В его голосе было столько жгучей боли, что Рафал не мог этого вынести. Он почувствовал, что должен смягчить свои слова.
– Когда я уезжал, – начал он объяснять, – я даже не видел отца; он был в это время… в поле.
– В поле, – улыбнулся старший брат.
– Да, ушел из дому…
– И не простился с тобой?
– Нет, он даже… Я должен тебе сказать…
– Говори смело. Я не стану строго судить тебя, – улыбнулся Петр. – Видно, ты перед папенькой провинился.

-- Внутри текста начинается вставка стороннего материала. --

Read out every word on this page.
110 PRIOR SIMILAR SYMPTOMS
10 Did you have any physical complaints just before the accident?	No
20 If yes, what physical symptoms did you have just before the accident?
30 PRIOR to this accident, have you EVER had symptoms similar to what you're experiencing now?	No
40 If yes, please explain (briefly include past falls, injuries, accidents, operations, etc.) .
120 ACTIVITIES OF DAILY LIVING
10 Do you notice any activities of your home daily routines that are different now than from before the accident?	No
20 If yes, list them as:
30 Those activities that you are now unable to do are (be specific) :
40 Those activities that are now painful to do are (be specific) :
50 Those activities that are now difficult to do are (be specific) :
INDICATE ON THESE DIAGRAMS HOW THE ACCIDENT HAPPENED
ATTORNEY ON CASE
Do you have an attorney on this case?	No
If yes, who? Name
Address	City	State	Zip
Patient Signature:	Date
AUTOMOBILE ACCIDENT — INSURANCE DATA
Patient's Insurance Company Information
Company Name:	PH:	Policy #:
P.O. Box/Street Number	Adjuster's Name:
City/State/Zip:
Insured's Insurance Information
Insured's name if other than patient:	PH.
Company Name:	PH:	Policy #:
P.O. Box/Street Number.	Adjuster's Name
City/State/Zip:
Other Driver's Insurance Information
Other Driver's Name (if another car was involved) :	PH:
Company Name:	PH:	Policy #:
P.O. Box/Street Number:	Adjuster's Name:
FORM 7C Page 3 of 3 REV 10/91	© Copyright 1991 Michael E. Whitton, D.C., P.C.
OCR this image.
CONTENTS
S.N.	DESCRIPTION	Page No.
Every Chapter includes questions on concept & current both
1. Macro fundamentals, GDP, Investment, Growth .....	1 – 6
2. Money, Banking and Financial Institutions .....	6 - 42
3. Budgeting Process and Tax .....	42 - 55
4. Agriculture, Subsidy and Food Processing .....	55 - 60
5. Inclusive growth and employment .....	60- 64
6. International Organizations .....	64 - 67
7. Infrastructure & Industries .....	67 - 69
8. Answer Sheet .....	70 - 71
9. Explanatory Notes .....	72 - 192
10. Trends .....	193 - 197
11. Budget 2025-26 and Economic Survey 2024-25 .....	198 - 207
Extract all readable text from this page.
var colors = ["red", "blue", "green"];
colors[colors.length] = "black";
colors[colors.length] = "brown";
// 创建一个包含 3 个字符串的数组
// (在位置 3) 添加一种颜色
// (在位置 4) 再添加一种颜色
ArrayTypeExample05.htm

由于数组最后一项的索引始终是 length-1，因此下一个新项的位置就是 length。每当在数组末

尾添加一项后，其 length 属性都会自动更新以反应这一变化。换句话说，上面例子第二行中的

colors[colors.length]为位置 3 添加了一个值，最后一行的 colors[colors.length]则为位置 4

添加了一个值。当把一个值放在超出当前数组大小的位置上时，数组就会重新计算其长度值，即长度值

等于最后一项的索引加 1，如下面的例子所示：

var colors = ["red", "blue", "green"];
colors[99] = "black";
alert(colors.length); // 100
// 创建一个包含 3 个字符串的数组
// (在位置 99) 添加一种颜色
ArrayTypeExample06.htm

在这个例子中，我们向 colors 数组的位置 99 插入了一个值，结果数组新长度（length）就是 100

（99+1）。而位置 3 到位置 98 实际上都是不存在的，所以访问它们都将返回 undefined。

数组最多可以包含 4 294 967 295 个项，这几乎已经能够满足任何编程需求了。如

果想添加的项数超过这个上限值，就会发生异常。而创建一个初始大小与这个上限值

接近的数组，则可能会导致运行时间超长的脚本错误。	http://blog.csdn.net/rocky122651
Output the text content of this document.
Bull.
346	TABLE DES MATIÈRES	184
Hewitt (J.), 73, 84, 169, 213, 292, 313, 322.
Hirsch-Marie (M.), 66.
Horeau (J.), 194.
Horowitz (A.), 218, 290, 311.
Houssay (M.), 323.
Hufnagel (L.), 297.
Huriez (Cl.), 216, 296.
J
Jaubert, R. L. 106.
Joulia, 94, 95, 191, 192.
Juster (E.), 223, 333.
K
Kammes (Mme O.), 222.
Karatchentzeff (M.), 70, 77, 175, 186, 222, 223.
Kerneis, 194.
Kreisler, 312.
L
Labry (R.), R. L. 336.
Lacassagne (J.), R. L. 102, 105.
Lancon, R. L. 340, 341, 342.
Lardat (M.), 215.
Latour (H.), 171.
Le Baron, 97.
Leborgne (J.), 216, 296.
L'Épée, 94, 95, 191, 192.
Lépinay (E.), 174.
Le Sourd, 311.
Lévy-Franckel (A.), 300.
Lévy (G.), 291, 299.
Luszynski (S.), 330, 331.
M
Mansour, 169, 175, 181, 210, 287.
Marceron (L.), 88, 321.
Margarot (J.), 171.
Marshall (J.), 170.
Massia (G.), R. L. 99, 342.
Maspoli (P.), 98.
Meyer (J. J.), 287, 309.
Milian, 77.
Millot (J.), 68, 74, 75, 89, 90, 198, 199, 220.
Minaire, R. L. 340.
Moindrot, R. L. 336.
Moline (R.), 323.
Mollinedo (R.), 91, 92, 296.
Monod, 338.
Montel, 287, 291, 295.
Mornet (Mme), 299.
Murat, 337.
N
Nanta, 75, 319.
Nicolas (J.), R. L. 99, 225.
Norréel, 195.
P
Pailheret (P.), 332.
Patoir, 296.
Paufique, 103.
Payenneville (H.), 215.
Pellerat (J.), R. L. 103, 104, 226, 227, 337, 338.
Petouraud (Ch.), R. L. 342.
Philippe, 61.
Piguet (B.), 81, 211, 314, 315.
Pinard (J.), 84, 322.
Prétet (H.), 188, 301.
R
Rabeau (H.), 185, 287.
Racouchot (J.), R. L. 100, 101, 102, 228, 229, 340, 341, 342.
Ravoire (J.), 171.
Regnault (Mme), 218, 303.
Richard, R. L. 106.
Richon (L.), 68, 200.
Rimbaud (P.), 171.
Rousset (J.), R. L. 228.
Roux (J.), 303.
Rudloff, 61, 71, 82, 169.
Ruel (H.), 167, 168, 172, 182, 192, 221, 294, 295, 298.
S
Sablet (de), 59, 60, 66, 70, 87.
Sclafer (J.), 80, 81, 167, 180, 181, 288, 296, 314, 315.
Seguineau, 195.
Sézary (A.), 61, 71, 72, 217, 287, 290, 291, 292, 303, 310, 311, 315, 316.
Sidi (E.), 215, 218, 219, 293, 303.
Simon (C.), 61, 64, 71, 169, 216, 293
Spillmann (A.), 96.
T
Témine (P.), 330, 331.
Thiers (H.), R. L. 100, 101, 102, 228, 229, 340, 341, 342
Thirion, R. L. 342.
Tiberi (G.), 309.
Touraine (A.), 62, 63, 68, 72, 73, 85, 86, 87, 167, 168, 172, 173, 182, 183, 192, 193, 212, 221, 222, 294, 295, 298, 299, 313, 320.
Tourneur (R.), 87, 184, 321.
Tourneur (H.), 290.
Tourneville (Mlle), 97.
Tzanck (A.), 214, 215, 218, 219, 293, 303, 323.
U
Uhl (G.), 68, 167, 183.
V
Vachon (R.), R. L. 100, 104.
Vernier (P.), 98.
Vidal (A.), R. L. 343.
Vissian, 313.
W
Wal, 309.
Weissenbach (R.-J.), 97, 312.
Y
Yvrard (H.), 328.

Рафал осклабился цинично и неприятно, обнажив все зубы.
– Да уж само собой…
– Говори смелее!
– Папенька изволил приказать мне уехать из дому! Дал только слепого мерина да кобылу Марголго, чтобы увезти меня, как покойника на кладбище.
– Вот как! За что же это?
– За то, что я заездил верховую кобылицу.
– Кобылицу заездил… Только за это?
– Говорю же тебе.
– Что же это за кобылица такая дорогая?
– Баська. От Попелятки.
– Я ее не видел… Давно уж я не был дома. Только ты не горюй, Рафця. Я тоже уехал, вернее, ушел не простившись, чуть собак на меня не натравили. Давнее это дело… Я думал, что отец прислал тебя…
Капитан поднялся и стал ходить из угла в угол по комнате. Рафал следил за ним глазами и с жгучим любопытством подмечал его манеру говорить, фигуру, каждое движение, каждый жест, гримасу. Он не мог побороть чувство недоумения, которое охватывало его, когда он смотрел на брата… Он не мог примириться с тем, что этот таинственный брат, который ушел куда-то из родного дома и стал жупелом, символом всего того, о чем надо было хранить молчание, что было великим и страшным, живет в таком жалком старом доме. «Ведь это он? Петр?» – думал юноша, украдкой посматривая на брата. Но когда с глаз его упала пелена, исчезла и преграда, разделявшая братьев. Ненасытное любопытство и нечто иное, новое, близкое и милое, заставило Рафала забыть обо всем на свете. Глаза у него засияли. Петр остановился перед ним и заговорил:
– Видишь ли, братец… Ты еще очень молод и, пожалуй, не должен знать того, что я тебе рассказал; но… кто знает, что может случиться завтра… Я хотел откровенно сказать тебе, почему я так давно не был у вас, чтобы ты не думал плохо о моем отношении к семье.
– Да что ты, я совсем не думаю!
– Вот как все произошло… Отец отдал меня в кадетский корпус.[68] Дома я не был очень долго, потому что на лето меня обычно брал к себе один из товарищей по корпусу. В Тарнины я приехал в первый раз уже р чине ефрейтора. В голове бродили всякие мысли. Не знаю, поймешь ли ты меня…
Недавний школьник постарался изобразить на лице полное понимание, хотя на самом деле вовсе не был уверен в том, что поймет брата.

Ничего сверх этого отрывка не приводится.